AI: farm? Is that right?

PB: Uh-huh. Right. According, and I don't know why we did, but if you read my father's diary, he was looking for ways of making more income to support the family, because now we had more, he had more youngsters to support and everything. And we went to Phoenix, Arizona. And there was a melons and, mostly melons. But I do remember the family that we lived with and helped. That was the Tadano family. And they were prominent for quite a long while in Arizona and Phoenix in particular. In fact, I went back several years later. I like to just go back and look over where I'd been. So I was in Phoenix again for a conference, and I went out to the area that we used to live in. Well, I would say not surprisingly, the entire area, the farm was gone, housing projects had sprung up, and it was just a mass of homes.
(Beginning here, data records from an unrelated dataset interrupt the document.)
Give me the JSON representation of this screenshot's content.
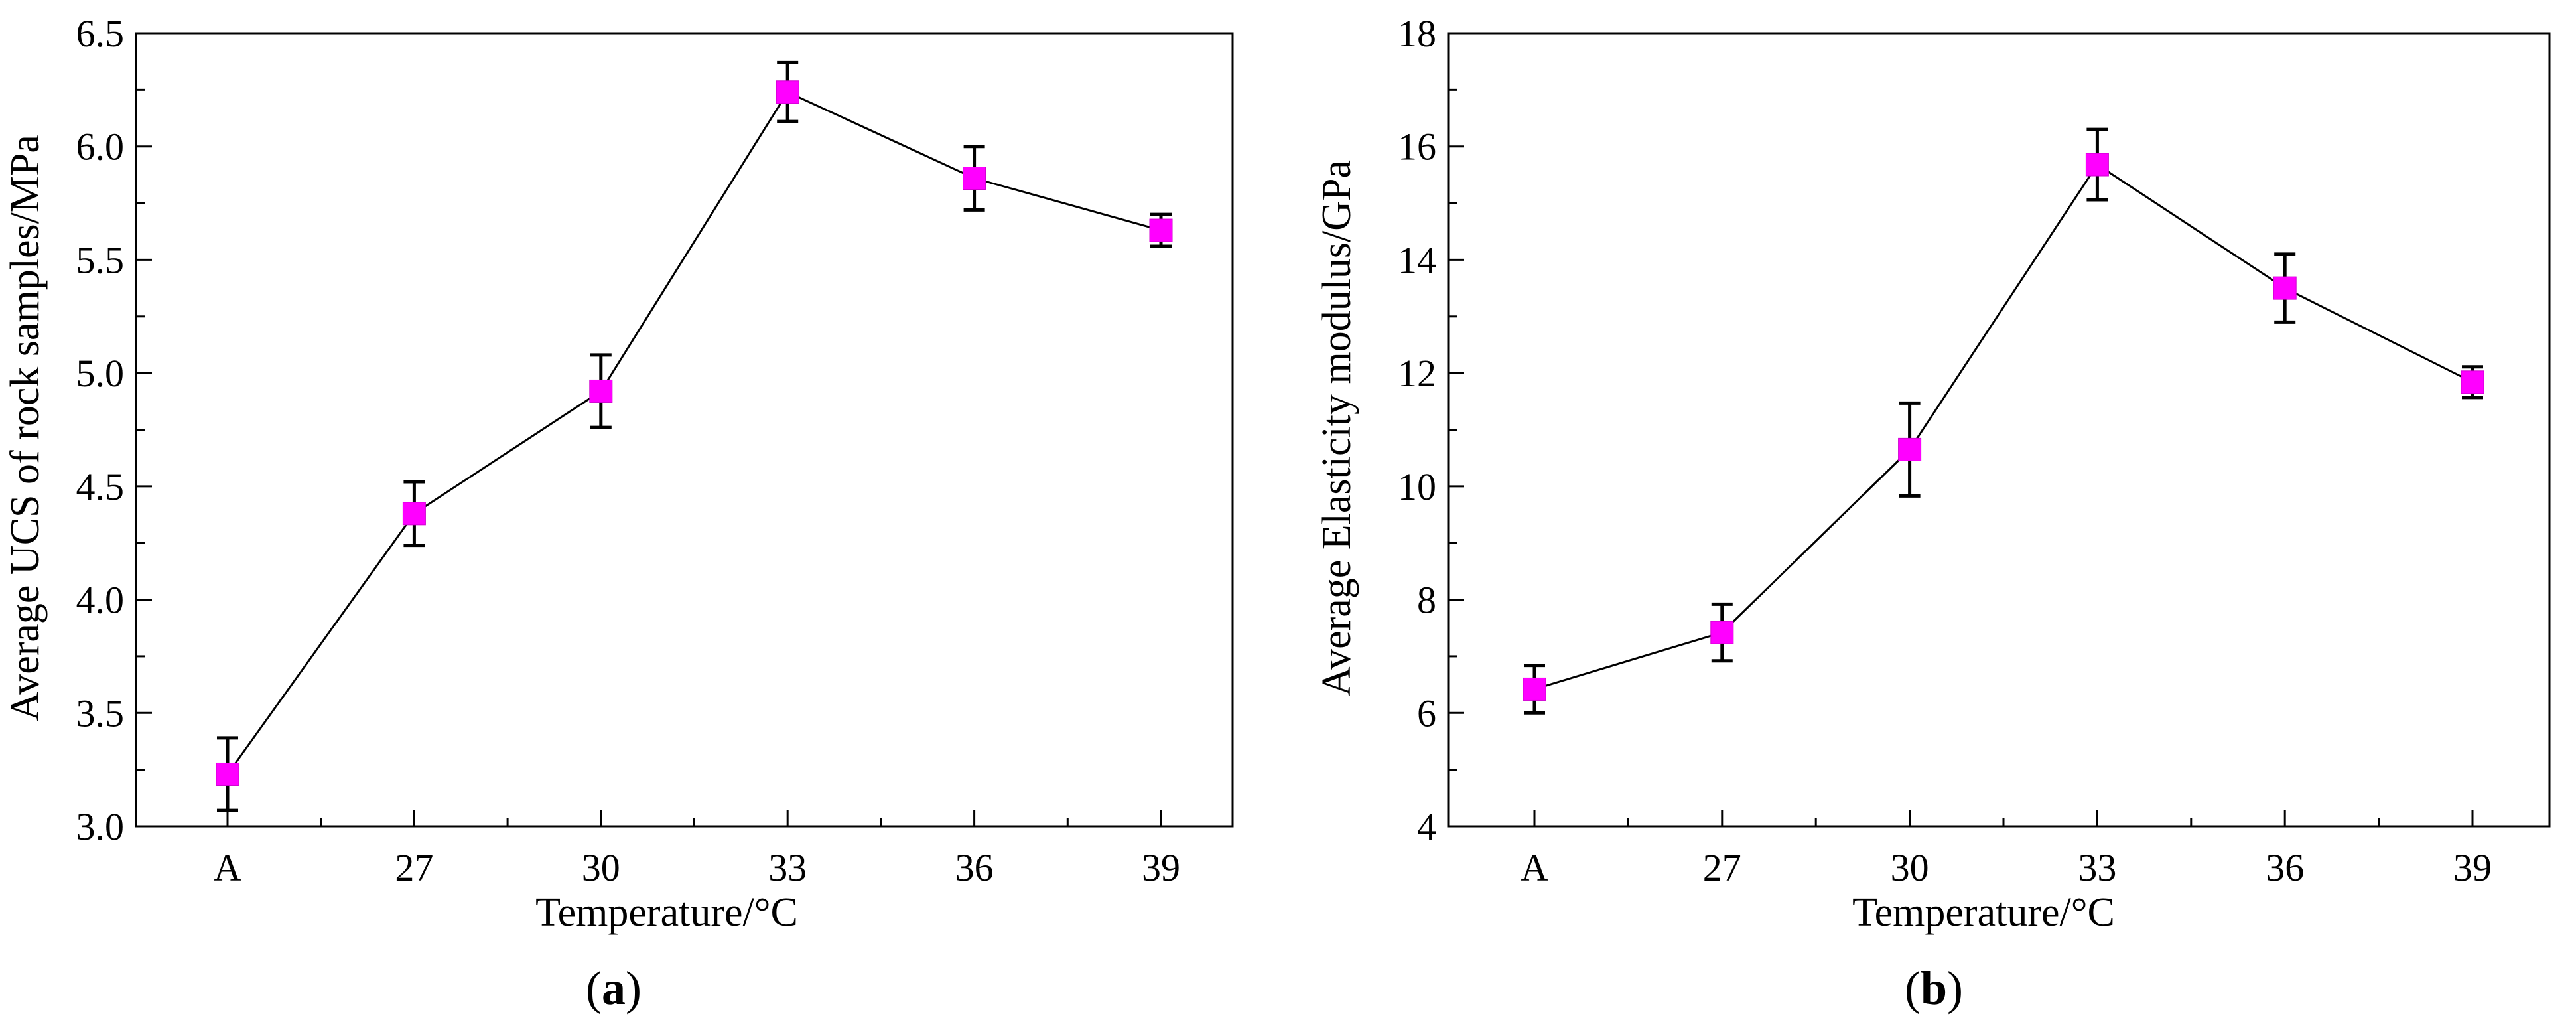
{
  "chart_data": [
    {
      "type": "line",
      "panel_label": "a",
      "categories": [
        "A",
        "27",
        "30",
        "33",
        "36",
        "39"
      ],
      "series": [
        {
          "name": "Average UCS",
          "values": [
            3.23,
            4.38,
            4.92,
            6.24,
            5.86,
            5.63
          ],
          "errors": [
            0.16,
            0.14,
            0.16,
            0.13,
            0.14,
            0.07
          ],
          "marker_color": "#ff00ff"
        }
      ],
      "title": "",
      "xlabel": "Temperature/°C",
      "ylabel": "Average UCS of rock samples/MPa",
      "ylim": [
        3.0,
        6.5
      ],
      "yticks": [
        3.0,
        3.5,
        4.0,
        4.5,
        5.0,
        5.5,
        6.0,
        6.5
      ],
      "ytick_labels": [
        "3.0",
        "3.5",
        "4.0",
        "4.5",
        "5.0",
        "5.5",
        "6.0",
        "6.5"
      ]
    },
    {
      "type": "line",
      "panel_label": "b",
      "categories": [
        "A",
        "27",
        "30",
        "33",
        "36",
        "39"
      ],
      "series": [
        {
          "name": "Average Elasticity modulus",
          "values": [
            6.42,
            7.42,
            10.65,
            15.68,
            13.5,
            11.84
          ],
          "errors": [
            0.42,
            0.5,
            0.82,
            0.62,
            0.6,
            0.27
          ],
          "marker_color": "#ff00ff"
        }
      ],
      "title": "",
      "xlabel": "Temperature/°C",
      "ylabel": "Average Elasticity modulus/GPa",
      "ylim": [
        4,
        18
      ],
      "yticks": [
        4,
        6,
        8,
        10,
        12,
        14,
        16,
        18
      ],
      "ytick_labels": [
        "4",
        "6",
        "8",
        "10",
        "12",
        "14",
        "16",
        "18"
      ]
    }
  ]
}
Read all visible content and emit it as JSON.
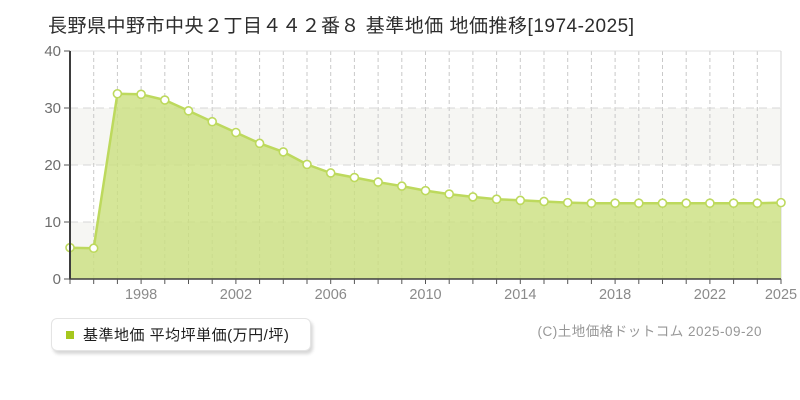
{
  "title": "長野県中野市中央２丁目４４２番８ 基準地価 地価推移[1974-2025]",
  "legend": {
    "marker_color": "#a6c71d",
    "label": "基準地価 平均坪単価(万円/坪)"
  },
  "copyright": "(C)土地価格ドットコム 2025-09-20",
  "chart_data": {
    "type": "area",
    "title": "長野県中野市中央２丁目４４２番８ 基準地価 地価推移[1974-2025]",
    "series_name": "基準地価 平均坪単価(万円/坪)",
    "xlabel": "",
    "ylabel": "平均坪単価(万円/坪)",
    "x": [
      1995,
      1996,
      1997,
      1998,
      1999,
      2000,
      2001,
      2002,
      2003,
      2004,
      2005,
      2006,
      2007,
      2008,
      2009,
      2010,
      2011,
      2012,
      2013,
      2014,
      2015,
      2016,
      2017,
      2018,
      2019,
      2020,
      2021,
      2022,
      2023,
      2024,
      2025
    ],
    "values": [
      5.5,
      5.4,
      32.5,
      32.4,
      31.4,
      29.5,
      27.6,
      25.7,
      23.8,
      22.3,
      20.1,
      18.6,
      17.8,
      17.0,
      16.3,
      15.5,
      14.9,
      14.4,
      14.0,
      13.8,
      13.6,
      13.4,
      13.3,
      13.3,
      13.3,
      13.3,
      13.3,
      13.3,
      13.3,
      13.3,
      13.4
    ],
    "xlim": [
      1995,
      2025
    ],
    "ylim": [
      0,
      40
    ],
    "y_ticks": [
      0,
      10,
      20,
      30,
      40
    ],
    "x_tick_labels": [
      1998,
      2002,
      2006,
      2010,
      2014,
      2018,
      2022,
      2025
    ],
    "grid": "dashed",
    "legend_position": "bottom-left",
    "colors": {
      "line": "#bdd95d",
      "fill": "#cbe07e",
      "fill_opacity": 0.8,
      "marker_fill": "#ffffff",
      "band_gray": "#f6f6f3",
      "band_white": "#ffffff"
    }
  }
}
I went to look for the school. I remember the school I went to was called Osborne School. And I went there to see if the school existed. No, it was gone. But when you go back after, that was about seventy years later, it's, you have to realize that there's so many changes in areas because the people from back East came out to Phoenix and settled there. And as a result of that, the homes were needed, and they just cleared all the farm land.

But I do remember the farming there because in Arizona we would, we were raising cantaloupe to ship. And they would pick those and put 'em into crates and ship 'em back East. Watermelon primarily was sold locally. But I remember the joy of working on those farms because walking up and down when the watermelon was ripe -- I would drop 'em on the ground, you eat just the heart. You throw the rest away. And I remember the cantaloupe -- when they picked 'em, if they were ripe, the, very tasty, the best time, we wouldn't ship them because they were ripe, and they said they'd get -- so we shipped them partly green. So what did we do with the ripe ones? Oh, we had mountains of 'em, and we would sell them to people or give them to people for cattle feed. And I thought, "My golly, the best tasting cantaloupes we give away." [Laughs] The watermelon, but we did raise a lot of 'em. And Tadano family were very prominent. And they became, you might say, the center of activity in the Phoenix area. But it was real good to go back there again, too, and to say, "Well, I've been here, and I remember now what it was all about."